William Kovacic, a professor at the George Washington School of Law and former chair of the Federal Trade Commission, emphasizes a starting point of skepticism in the regulatory review. The focus will likely be on identifying areas of competition between Hawaiian and Alaska, assessing potential expansion paths without the merger, and understanding the impact on market dynamics.
Executives from Alaska and Hawaiian defend the deal, highlighting minimal overlap and the opportunity for expansion. The CEOs emphasize the unique nature of the combination, asserting that it will facilitate network growth. Alaska’s CFO, Shane Tackett, underscores the limited network overlap, citing a 3% seat and 12-route convergence between the two carriers.
In the context of the Justice Department’s lawsuit against the JetBlue-Spirit deal, the pivotal role of Spirit and JetBlue in catalyzing market dynamics stands out. Samuel Engel, a lecturer at Boston University’s Questrom School of Business and a senior vice president at consulting firm ICF, notes that such a catalyst role has not been attributed to Alaska and Hawaiian. However, the broader posture of the current administration signals a cautious approach to mergers.

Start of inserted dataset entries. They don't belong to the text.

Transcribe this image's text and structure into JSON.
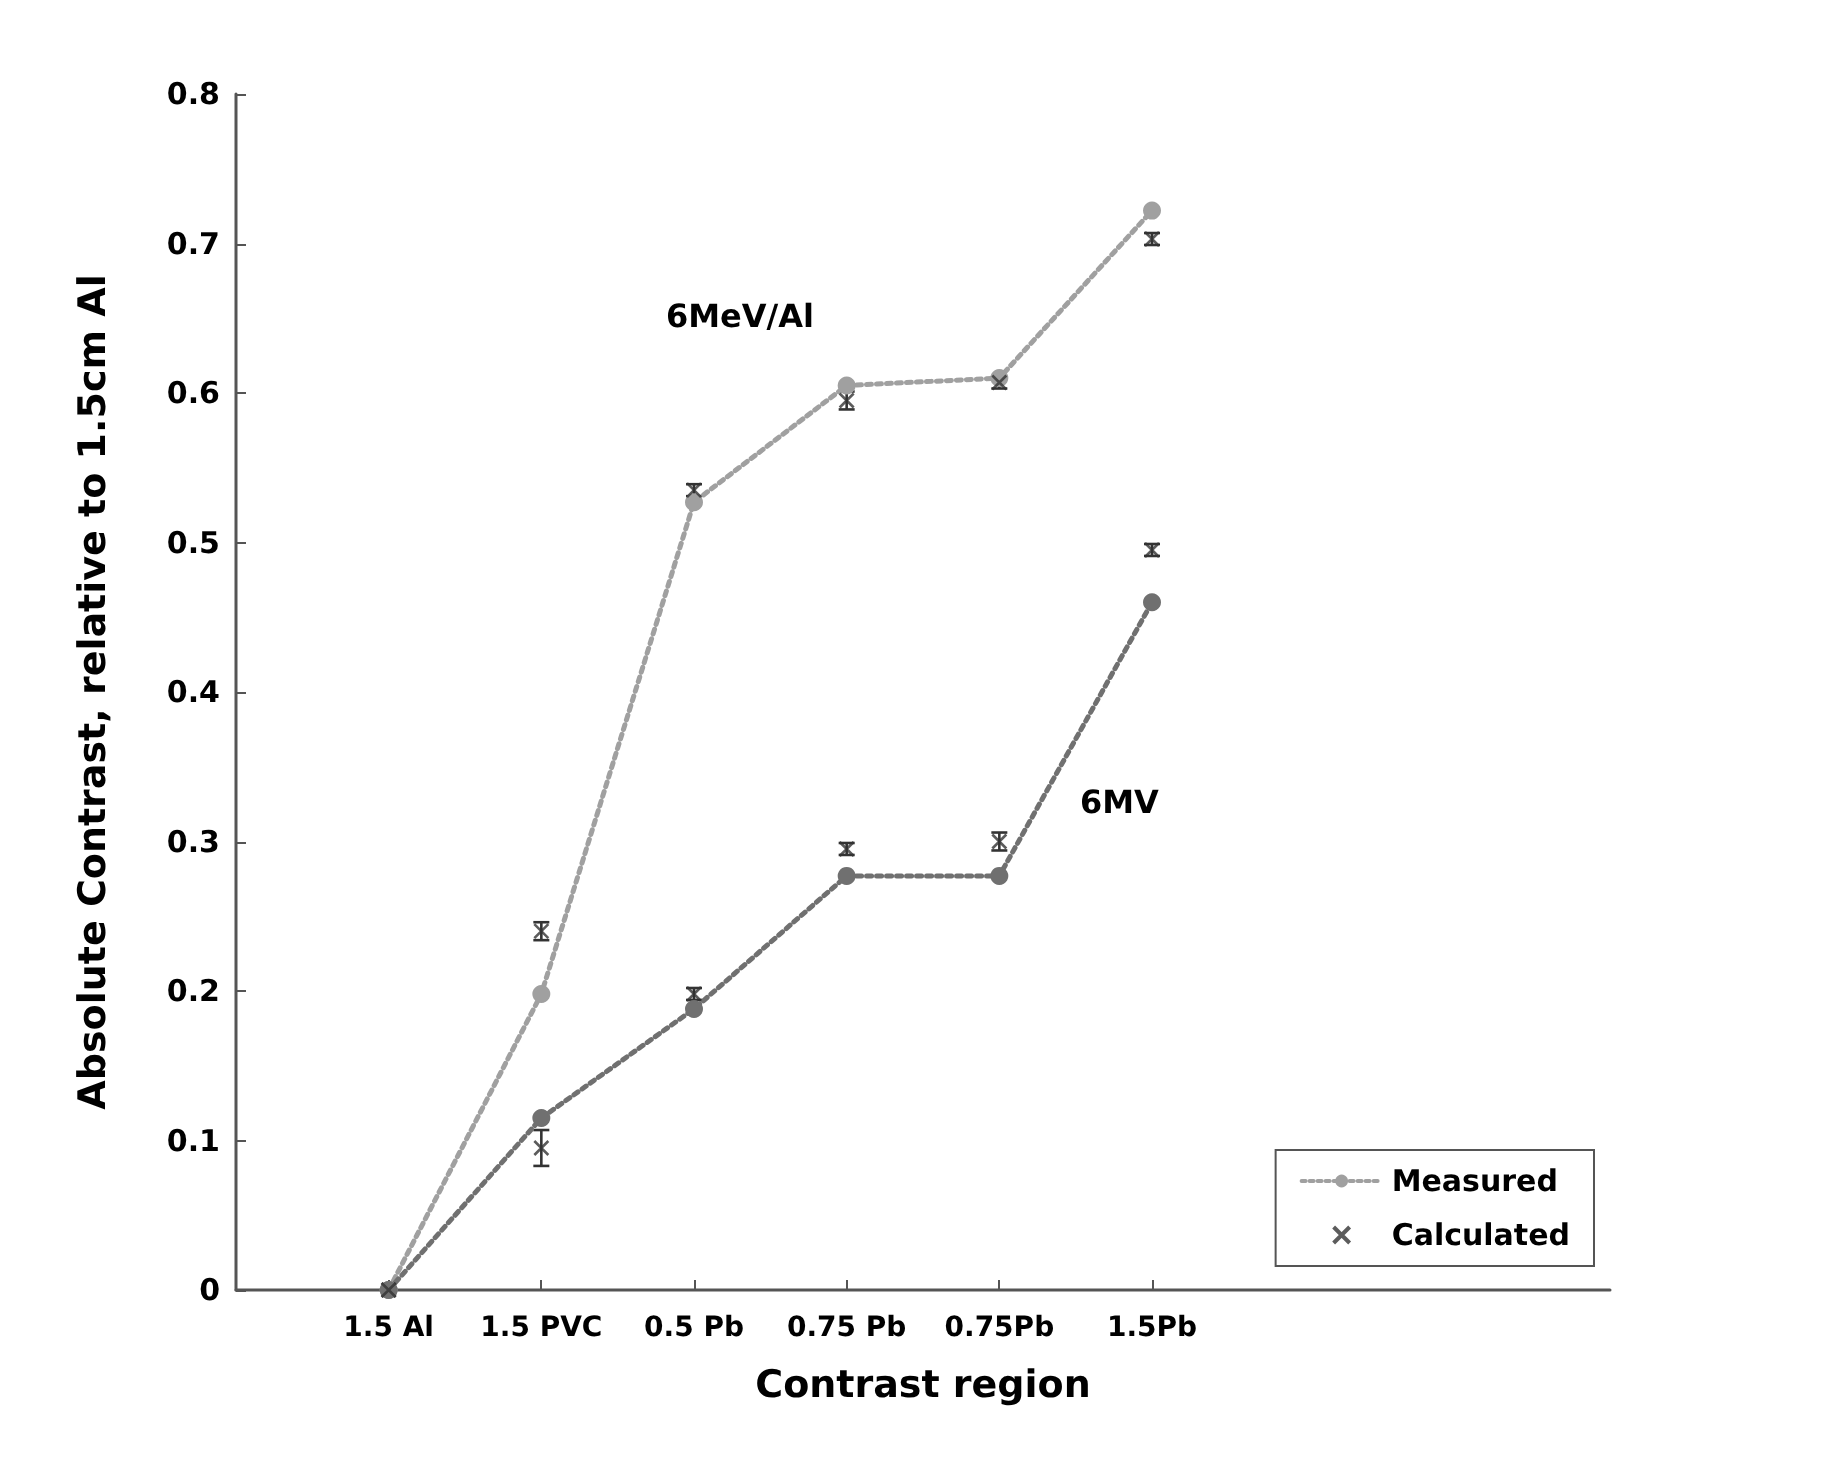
{
  "chart_data": {
    "type": "line",
    "xlabel": "Contrast region",
    "ylabel": "Absolute Contrast, relative to 1.5cm Al",
    "categories": [
      null,
      "1.5 Al",
      "1.5 PVC",
      "0.5 Pb",
      "0.75 Pb",
      "0.75Pb",
      "1.5Pb",
      null,
      null,
      null
    ],
    "series": [
      {
        "name": "Measured",
        "color": "#a0a0a0",
        "marker": "circle",
        "line_style": "dotted",
        "values": [
          null,
          0,
          0.198,
          0.527,
          0.605,
          0.61,
          0.722,
          null,
          null,
          null
        ]
      },
      {
        "name": "Calculated",
        "type": "scatter",
        "color": "#333333",
        "marker": "cross",
        "values": [
          null,
          0,
          0.24,
          0.535,
          0.595,
          0.607,
          0.703,
          null,
          null,
          null
        ],
        "errors": [
          null,
          null,
          0.006,
          0.004,
          0.006,
          0.004,
          0.004,
          null,
          null,
          null
        ]
      },
      {
        "color": "#707070",
        "marker": "circle",
        "line_style": "dotted",
        "values": [
          null,
          0,
          0.115,
          0.188,
          0.277,
          0.277,
          0.46,
          null,
          null,
          null
        ]
      },
      {
        "type": "scatter",
        "color": "#333333",
        "marker": "cross",
        "values": [
          null,
          0,
          0.095,
          0.198,
          0.295,
          0.3,
          0.495,
          null,
          null,
          null
        ],
        "errors": [
          null,
          null,
          0.012,
          0.004,
          0.004,
          0.006,
          0.004,
          null,
          null,
          null
        ]
      }
    ],
    "ylim": [
      0,
      0.8
    ],
    "yticks": [
      0,
      0.1,
      0.2,
      0.3,
      0.4,
      0.5,
      0.6,
      0.7,
      0.8
    ],
    "annotations": [
      "6MeV/Al",
      "6MV"
    ],
    "grid": false,
    "legend": "bottom right"
  }
}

Alaska and Hawaiian executives anticipate a 12 to 18-month timeline for closing the deal, extending beyond the next presidential election and potentially navigating regulatory considerations under a new administration. While Hawaiian’s stock experienced a near-triple surge to $14.22 a share, Alaska’s shares registered a 14.2% decline, closing at $34.08, reflecting the dynamic market response to the proposed acquisition.